“I don’t know what I’d do if I didn’t come to market," said Pat Gretzler, a retired apple seller.
Pat Gretzler has seen numerous changes at the Monroe Farmers Market, where she has spent most of her Saturdays throughout the year for the past 63 years.
The South Rockwood grower known as the “Apple Lady” at the market started as a vendor and custodian along with her husband, Bill. Every Saturday, no matter what the weather, they brought bushels of apples, pears and other fruits and vegetables to the weekly market held at the Produce Building at 20 E. Willow St.
“I was a janitor for 47 years,” the 86-year-old master of all trades at the market recalled from her stall at the northeast corner of the building. “I came to the market the year after I got married (1954).
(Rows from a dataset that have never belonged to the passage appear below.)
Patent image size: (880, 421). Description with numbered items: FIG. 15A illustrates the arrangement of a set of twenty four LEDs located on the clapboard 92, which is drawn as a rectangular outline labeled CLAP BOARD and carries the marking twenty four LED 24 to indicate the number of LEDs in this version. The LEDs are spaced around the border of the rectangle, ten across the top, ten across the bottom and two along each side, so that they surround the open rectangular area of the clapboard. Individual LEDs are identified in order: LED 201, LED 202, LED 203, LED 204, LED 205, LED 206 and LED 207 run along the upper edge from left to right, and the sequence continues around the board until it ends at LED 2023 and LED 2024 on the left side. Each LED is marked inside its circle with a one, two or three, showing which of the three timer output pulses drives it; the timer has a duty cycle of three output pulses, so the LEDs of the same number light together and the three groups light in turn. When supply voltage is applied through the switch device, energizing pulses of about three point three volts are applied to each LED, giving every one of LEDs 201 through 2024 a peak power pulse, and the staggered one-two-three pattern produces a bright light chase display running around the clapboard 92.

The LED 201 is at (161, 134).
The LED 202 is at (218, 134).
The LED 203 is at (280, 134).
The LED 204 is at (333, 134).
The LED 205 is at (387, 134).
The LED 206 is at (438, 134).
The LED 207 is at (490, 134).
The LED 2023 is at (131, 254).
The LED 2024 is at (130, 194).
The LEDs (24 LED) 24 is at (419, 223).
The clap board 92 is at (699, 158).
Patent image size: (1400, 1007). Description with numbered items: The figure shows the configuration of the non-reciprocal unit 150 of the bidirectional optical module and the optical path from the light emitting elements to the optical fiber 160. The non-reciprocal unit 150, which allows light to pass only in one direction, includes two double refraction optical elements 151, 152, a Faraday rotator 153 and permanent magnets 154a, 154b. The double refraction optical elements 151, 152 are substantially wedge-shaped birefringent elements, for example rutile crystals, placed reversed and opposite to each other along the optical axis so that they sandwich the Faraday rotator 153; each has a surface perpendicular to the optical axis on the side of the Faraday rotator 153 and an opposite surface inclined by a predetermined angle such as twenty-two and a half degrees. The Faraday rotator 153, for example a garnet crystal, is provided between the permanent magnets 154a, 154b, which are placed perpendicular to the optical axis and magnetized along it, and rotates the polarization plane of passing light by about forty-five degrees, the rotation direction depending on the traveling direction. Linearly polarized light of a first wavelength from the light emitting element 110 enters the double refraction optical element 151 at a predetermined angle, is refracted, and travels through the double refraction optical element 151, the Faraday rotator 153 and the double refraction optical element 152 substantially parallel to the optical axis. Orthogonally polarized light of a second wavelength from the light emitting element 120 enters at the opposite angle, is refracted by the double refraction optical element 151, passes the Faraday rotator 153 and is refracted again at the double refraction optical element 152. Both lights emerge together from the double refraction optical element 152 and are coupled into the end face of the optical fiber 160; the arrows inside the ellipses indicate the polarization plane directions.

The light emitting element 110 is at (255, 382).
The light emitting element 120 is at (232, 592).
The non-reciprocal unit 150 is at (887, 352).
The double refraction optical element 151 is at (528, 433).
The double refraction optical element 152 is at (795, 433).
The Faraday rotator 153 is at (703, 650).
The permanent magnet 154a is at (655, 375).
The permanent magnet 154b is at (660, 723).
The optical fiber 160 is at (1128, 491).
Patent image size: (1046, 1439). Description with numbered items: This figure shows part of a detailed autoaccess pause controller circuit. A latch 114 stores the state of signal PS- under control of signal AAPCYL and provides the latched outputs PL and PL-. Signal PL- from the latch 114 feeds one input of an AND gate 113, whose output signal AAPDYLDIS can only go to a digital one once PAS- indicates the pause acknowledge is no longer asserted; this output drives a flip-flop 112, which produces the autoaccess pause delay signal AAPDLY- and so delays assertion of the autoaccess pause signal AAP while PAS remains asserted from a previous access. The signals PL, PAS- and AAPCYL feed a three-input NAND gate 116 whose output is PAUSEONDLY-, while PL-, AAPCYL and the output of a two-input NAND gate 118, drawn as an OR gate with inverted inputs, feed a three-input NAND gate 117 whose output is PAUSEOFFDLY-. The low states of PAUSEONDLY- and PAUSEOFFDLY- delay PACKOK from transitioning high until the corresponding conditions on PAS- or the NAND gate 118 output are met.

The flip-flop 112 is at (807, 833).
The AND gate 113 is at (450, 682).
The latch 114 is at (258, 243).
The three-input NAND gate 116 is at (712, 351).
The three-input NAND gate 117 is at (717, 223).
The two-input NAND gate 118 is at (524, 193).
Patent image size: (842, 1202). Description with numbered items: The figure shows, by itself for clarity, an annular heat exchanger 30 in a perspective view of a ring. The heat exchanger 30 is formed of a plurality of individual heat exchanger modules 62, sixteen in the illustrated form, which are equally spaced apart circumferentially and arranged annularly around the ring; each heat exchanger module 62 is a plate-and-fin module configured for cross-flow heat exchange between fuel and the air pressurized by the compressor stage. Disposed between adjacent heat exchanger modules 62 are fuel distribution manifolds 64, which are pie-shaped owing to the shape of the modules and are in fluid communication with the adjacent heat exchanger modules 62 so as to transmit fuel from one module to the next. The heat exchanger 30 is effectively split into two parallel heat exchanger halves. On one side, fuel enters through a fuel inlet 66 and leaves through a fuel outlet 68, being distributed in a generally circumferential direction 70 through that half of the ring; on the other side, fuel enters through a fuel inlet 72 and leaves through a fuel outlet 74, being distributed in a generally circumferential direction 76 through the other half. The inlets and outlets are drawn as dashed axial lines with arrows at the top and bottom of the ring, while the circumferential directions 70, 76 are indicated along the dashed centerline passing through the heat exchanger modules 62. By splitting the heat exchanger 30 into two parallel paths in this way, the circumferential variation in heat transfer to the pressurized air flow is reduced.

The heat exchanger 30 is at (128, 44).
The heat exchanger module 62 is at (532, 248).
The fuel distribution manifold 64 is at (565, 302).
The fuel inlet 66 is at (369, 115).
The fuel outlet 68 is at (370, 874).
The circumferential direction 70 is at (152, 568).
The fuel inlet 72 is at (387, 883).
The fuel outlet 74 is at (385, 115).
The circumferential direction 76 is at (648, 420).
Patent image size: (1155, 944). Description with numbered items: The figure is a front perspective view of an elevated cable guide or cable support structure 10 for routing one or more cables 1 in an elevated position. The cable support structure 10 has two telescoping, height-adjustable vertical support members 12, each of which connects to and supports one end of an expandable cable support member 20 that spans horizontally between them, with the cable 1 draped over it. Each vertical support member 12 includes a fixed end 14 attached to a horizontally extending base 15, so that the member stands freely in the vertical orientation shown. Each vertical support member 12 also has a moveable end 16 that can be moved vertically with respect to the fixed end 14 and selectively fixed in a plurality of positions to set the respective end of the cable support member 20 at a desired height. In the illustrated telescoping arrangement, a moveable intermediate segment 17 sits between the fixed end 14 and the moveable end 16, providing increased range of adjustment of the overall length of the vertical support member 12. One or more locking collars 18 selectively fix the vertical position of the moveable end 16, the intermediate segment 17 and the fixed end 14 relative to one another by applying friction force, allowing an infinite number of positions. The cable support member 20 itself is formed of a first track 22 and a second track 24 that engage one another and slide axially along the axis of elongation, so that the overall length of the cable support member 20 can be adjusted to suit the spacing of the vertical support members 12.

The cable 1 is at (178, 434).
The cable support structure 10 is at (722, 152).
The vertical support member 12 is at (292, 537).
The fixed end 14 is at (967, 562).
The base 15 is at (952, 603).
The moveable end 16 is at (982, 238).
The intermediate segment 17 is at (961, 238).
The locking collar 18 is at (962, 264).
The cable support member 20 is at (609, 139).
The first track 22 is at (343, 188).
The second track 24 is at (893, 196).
We ran our own farm and orchard. We used to bring a lot of vegetables, too.”
Her husband died April 19, 2007, but she continued to bring apples and cider to the market. Her apple-selling days are over, though, as she has retired from growing apples and fruit trees. She brought her last load of apples and pears in the fall. No more pruning trees on cold winter days, she said.
“That was a big job,” she said. “Bill started in November and worked all winter. We had 12 acres of trees.”
However, she is still coming to the market to sell fresh flowers grown at the new Moose & Squirrel greenhouse in Carleton run by Lee Steffensky and Colleen Meiring. Steffensky brings the plants to the market and she sells the colorful annuals, perennials and indoor plants in her usual corner.
“You got to keep coming,” the mother, grandmother and great-grandmother said. “I don’t know what I’d do if I didn’t come to market.”
The plants include African violets, Campanulas, Cyclamens, daffodils, begonias, Kalanchoes and other house plants. They offer another twist to the winter market shelves that feature mostly crafts, eggs, honey, beets, parsnips, carrots, potatoes, sweet potatoes, onions and squash. Bill Stotz, president of the market, said the market still has plenty of goods to offer even though it’s winter. He’s glad to see Gretzler still active at the market.
“She likes to see the people and be involved,” Stotz said Tuesday. “She’s very sharp.”
Gretzler laments the many vendors who have come and gone during her tenure. She rattled off a bushel of names of former vendors who have died that she worked with for many years — Pete Karns, Harold Stotz, Olin Iott, Evelyn Gaertner, Mary Woelmer, Marcella Petit, Jake Sweet and Lois Woelmer.
Gretzler lost another friend when Jeannette Woelmer retired earlier this month after about 40 years selling next to the Gretzlers. Woelmer continued coming to the market with produce even after her husband, Melvin, died in 2000.
“I miss her down here,” Gretzler said. “I cried all the way home. Melvin’s mother and dad came before them and helped start the market.”
Woelmer served as market master for the vendors since Lucille Newell died in 1994, Stotz said. He said a new master will be named at the market association’s annual meeting sometime in March. Gretzler also is a board member.